Analisando a contribuição da autora, compreende-se que a Lei Maria da Penha ampliou o manto de proteção às mulheres em situação de violência, criando medidas judiciais inovadoras em caráter de urgência, com dispositivos de diversas naturezas jurídicas, permitindo sua atuação na concretude dos fatos, sendo autorizado à mulher requerê-las diretamente em juízo, em ocasiões dispensando inclusive à presença de advogado, pois os Juizados de Violência Doméstica e Familiar contra a Mulher representam o liame de aproximação entre os sistemas jurisdicionais, no entanto, não exime a possibilidade da solicitação por meio de advogado particular ou da defensoria pública. (PORTO, 2014).

Nesta perspectiva, o artigo 18º da LMP determina os procedimentos a serem observados em caráter de urgência imediatamente após o protocolo do expediente contemplando as medidas requeridas pela vítima:

Art. 18. Recebido o expediente com o pedido da ofendida, caberá ao juiz, no prazo de 48 (quarenta e oito) horas:

I - conhecer do expediente e do pedido e decidir sobre as medidas protetivas de urgência;

II - determinar o encaminhamento da ofendida ao órgão de assistência judiciária, quando for o caso;

III - comunicar ao Ministério Público para que adote as providências cabíveis. (BRASIL, 2006).

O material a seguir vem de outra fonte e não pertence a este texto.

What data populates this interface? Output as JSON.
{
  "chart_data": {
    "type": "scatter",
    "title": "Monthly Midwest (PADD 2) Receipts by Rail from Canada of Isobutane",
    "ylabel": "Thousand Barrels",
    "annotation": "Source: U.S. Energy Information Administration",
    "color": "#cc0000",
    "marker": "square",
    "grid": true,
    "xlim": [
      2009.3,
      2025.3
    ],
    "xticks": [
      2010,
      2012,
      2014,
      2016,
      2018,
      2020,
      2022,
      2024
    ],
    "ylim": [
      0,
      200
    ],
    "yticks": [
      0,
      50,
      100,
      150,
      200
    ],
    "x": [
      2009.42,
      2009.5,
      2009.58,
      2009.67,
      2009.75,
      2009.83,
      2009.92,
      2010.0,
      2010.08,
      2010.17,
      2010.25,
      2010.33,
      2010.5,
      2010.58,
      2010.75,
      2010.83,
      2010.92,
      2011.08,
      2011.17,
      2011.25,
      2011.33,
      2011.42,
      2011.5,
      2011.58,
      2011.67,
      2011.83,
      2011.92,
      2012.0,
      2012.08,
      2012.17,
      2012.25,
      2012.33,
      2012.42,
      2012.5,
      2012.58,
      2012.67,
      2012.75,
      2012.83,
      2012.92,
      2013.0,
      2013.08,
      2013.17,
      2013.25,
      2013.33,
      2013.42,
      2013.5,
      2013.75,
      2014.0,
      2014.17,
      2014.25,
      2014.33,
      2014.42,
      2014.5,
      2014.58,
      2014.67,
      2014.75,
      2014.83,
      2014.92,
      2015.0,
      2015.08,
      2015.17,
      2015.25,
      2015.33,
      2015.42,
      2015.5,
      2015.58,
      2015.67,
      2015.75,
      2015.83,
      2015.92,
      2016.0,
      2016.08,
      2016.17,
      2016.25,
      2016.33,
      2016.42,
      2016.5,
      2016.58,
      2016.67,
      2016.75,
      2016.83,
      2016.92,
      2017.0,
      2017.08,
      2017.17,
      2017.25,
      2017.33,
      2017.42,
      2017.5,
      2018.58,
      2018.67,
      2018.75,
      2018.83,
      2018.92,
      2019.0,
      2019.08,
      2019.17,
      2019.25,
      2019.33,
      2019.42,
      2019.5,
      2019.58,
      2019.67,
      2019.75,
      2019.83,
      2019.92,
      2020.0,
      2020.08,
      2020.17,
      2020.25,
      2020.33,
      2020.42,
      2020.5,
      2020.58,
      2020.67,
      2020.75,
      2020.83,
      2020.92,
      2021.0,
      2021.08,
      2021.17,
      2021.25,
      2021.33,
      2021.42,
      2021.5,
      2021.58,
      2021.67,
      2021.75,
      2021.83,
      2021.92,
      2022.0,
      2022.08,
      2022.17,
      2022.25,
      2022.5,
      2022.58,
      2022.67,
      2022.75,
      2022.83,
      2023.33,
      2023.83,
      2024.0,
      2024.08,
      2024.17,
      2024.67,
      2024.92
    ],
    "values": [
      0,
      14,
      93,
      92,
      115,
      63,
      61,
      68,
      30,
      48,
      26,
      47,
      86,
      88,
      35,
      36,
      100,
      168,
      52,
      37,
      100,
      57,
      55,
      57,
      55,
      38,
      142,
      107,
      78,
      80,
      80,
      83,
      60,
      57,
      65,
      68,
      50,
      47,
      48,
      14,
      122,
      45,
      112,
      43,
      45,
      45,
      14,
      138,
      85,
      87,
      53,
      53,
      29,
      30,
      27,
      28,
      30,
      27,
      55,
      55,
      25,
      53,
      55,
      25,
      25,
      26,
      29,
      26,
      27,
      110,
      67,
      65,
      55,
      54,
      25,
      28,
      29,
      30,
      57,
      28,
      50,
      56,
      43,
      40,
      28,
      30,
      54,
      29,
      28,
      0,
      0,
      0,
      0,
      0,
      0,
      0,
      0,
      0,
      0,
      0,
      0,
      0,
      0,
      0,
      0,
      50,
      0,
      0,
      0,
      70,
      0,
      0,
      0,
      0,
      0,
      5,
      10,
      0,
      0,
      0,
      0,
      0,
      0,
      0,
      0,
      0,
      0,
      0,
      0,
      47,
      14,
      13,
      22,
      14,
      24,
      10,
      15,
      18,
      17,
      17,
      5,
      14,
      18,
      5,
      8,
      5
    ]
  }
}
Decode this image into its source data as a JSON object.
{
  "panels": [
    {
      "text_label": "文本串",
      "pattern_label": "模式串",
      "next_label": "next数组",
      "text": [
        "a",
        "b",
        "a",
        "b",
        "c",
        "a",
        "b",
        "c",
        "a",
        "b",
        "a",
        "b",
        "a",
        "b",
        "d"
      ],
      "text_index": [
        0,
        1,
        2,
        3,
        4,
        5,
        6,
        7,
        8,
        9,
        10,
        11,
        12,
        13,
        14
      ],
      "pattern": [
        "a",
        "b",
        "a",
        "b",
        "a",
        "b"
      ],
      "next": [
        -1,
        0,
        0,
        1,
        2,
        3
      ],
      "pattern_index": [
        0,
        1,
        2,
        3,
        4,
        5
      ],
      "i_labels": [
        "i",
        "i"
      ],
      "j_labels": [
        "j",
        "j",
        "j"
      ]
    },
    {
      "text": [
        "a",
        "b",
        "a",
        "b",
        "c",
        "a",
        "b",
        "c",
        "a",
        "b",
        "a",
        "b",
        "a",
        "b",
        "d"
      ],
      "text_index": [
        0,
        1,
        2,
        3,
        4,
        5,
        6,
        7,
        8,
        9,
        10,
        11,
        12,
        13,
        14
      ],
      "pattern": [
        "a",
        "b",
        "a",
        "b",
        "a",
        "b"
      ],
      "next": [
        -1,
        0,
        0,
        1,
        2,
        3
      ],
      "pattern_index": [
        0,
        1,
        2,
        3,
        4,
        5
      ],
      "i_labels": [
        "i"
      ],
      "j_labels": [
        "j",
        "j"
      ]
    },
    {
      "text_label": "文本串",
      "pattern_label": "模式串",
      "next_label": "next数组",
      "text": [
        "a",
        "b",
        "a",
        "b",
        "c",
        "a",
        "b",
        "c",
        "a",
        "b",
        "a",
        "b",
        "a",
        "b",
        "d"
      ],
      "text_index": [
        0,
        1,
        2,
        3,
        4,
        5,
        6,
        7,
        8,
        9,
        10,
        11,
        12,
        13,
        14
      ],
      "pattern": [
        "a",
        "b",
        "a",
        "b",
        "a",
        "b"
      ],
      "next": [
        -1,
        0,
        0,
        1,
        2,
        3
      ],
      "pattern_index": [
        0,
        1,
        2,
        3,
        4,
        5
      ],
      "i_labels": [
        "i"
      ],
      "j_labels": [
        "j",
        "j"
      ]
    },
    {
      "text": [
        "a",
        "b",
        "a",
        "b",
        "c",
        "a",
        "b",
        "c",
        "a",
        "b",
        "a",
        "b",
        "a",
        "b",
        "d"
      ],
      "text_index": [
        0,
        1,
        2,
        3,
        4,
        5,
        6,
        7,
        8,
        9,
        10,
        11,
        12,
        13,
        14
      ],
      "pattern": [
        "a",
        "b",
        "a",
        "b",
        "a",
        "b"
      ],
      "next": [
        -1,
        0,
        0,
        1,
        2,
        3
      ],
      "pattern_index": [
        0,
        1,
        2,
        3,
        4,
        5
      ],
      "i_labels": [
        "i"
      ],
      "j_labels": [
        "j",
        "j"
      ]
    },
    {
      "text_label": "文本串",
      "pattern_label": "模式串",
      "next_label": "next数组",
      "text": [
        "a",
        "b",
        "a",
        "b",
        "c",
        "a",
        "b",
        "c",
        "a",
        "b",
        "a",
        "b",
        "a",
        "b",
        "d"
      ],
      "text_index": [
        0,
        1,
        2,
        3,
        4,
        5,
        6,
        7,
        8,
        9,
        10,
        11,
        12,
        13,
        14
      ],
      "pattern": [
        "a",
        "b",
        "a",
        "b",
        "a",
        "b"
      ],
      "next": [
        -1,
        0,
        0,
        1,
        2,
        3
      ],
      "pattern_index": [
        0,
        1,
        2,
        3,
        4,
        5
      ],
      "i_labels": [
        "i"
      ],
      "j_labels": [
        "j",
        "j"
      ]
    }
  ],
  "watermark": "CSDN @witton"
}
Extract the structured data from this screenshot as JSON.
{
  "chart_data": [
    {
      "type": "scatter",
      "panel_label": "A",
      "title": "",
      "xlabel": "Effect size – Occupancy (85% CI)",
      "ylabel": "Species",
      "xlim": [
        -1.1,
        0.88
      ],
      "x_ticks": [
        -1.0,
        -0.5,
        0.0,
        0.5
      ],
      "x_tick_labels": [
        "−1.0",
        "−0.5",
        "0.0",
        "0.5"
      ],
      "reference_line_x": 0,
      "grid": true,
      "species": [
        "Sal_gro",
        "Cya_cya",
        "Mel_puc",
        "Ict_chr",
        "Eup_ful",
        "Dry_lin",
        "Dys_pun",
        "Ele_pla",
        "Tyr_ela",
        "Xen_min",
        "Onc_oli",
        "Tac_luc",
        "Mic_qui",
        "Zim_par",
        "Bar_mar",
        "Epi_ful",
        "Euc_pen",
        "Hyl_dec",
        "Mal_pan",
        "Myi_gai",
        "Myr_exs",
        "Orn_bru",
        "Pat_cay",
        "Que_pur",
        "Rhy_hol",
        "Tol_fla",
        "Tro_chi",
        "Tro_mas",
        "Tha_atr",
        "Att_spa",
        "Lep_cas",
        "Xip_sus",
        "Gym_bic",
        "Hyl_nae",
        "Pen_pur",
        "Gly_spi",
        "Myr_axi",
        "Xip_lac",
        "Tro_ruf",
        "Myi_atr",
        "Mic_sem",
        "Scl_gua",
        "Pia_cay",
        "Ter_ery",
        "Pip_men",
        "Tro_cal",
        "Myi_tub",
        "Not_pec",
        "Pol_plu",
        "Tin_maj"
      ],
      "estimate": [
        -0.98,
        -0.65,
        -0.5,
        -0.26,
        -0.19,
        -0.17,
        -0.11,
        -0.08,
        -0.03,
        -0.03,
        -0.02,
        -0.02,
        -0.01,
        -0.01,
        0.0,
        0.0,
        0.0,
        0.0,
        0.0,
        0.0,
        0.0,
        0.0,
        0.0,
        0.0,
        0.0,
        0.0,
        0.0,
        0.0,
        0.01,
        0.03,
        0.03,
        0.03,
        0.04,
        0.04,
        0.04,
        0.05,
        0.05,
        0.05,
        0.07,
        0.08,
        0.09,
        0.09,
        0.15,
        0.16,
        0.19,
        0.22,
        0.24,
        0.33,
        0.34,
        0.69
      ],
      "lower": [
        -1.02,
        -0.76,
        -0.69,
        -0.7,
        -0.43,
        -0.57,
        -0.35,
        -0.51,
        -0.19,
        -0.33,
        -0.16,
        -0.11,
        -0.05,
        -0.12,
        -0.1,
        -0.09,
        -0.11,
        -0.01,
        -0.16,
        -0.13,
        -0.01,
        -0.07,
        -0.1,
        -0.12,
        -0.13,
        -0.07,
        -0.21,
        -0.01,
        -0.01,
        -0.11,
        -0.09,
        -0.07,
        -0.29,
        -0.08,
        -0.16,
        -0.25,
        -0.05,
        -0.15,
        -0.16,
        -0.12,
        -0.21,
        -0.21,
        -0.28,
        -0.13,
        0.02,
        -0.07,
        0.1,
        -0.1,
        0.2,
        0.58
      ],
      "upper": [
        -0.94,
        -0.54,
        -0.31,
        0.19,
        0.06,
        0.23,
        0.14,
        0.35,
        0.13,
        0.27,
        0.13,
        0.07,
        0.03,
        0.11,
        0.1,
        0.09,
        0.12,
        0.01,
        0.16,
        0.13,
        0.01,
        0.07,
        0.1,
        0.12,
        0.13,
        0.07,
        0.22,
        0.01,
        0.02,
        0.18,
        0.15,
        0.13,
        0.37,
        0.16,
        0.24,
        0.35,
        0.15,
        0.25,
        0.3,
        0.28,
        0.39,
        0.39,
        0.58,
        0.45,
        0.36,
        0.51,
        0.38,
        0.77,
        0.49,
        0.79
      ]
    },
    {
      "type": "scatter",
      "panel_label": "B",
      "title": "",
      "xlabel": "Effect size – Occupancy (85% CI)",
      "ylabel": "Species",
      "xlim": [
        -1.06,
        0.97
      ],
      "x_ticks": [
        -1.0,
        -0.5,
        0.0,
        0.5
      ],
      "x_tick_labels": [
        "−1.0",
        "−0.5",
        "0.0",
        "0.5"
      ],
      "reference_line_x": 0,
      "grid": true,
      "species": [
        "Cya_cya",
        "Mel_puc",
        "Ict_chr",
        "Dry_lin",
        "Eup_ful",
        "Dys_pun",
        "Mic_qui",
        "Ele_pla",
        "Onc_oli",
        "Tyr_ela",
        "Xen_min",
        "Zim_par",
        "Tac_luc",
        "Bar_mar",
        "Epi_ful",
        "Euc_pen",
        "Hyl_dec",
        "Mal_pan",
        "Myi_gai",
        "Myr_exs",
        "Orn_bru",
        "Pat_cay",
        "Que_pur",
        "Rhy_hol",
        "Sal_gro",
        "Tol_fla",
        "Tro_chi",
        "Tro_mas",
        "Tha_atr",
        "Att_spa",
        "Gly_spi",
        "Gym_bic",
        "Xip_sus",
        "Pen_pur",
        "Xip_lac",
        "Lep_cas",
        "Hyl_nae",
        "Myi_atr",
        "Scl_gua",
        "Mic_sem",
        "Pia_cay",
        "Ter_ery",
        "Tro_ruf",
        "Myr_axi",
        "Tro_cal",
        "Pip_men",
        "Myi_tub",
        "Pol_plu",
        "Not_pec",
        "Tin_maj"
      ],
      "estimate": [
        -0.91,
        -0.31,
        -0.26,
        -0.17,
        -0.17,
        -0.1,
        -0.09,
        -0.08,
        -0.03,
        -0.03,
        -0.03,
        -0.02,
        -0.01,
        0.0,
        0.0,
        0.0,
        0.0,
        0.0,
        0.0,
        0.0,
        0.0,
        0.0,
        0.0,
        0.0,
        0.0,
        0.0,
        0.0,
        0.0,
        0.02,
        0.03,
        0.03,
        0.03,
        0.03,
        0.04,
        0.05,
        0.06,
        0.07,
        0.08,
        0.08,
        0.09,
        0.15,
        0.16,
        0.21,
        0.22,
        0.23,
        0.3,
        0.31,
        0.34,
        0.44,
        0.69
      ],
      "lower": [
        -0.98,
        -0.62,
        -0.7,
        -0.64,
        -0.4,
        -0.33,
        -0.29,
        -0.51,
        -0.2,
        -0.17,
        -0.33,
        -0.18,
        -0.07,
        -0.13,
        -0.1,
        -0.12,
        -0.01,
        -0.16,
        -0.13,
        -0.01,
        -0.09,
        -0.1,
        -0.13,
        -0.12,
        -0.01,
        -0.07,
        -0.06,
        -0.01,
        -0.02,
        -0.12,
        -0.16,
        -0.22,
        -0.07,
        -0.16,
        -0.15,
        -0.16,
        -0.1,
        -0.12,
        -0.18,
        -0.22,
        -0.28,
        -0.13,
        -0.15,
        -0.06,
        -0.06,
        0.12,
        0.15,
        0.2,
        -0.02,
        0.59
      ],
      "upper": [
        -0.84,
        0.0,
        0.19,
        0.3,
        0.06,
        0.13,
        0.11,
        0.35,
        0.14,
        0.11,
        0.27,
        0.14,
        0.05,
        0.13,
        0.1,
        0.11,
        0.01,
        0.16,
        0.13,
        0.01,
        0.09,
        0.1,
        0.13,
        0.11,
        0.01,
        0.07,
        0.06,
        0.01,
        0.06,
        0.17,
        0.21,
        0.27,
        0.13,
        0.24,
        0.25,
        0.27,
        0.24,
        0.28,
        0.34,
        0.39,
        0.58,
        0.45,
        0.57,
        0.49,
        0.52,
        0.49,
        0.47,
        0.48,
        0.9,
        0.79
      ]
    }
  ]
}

Considerando o preconizado na lei, subsequente ao recebimento do expediente emitido pela autoridade policial, o Magistrado terá de decidir imediatamente no prazo improrrogável de 48 (quarenta e oito) horas, as medidas urgentes e necessárias para atender a vítima, providenciando seu encaminhamento para o Ministério Público ou aos órgãos assistenciais para adoção de providências necessárias diante da situação fática. Para Alice Bianchini (2013, p.179) “Tal modificação procedimental, apesar de ofender o princípio da imparcialidade, é justificada sempre que se esteja diante de situação de urgência”. Esta exceção, justifica-se em razão dos princípios da devida diligência do Estado e da ampla proteção à mulher. (BIANCHINI 2013).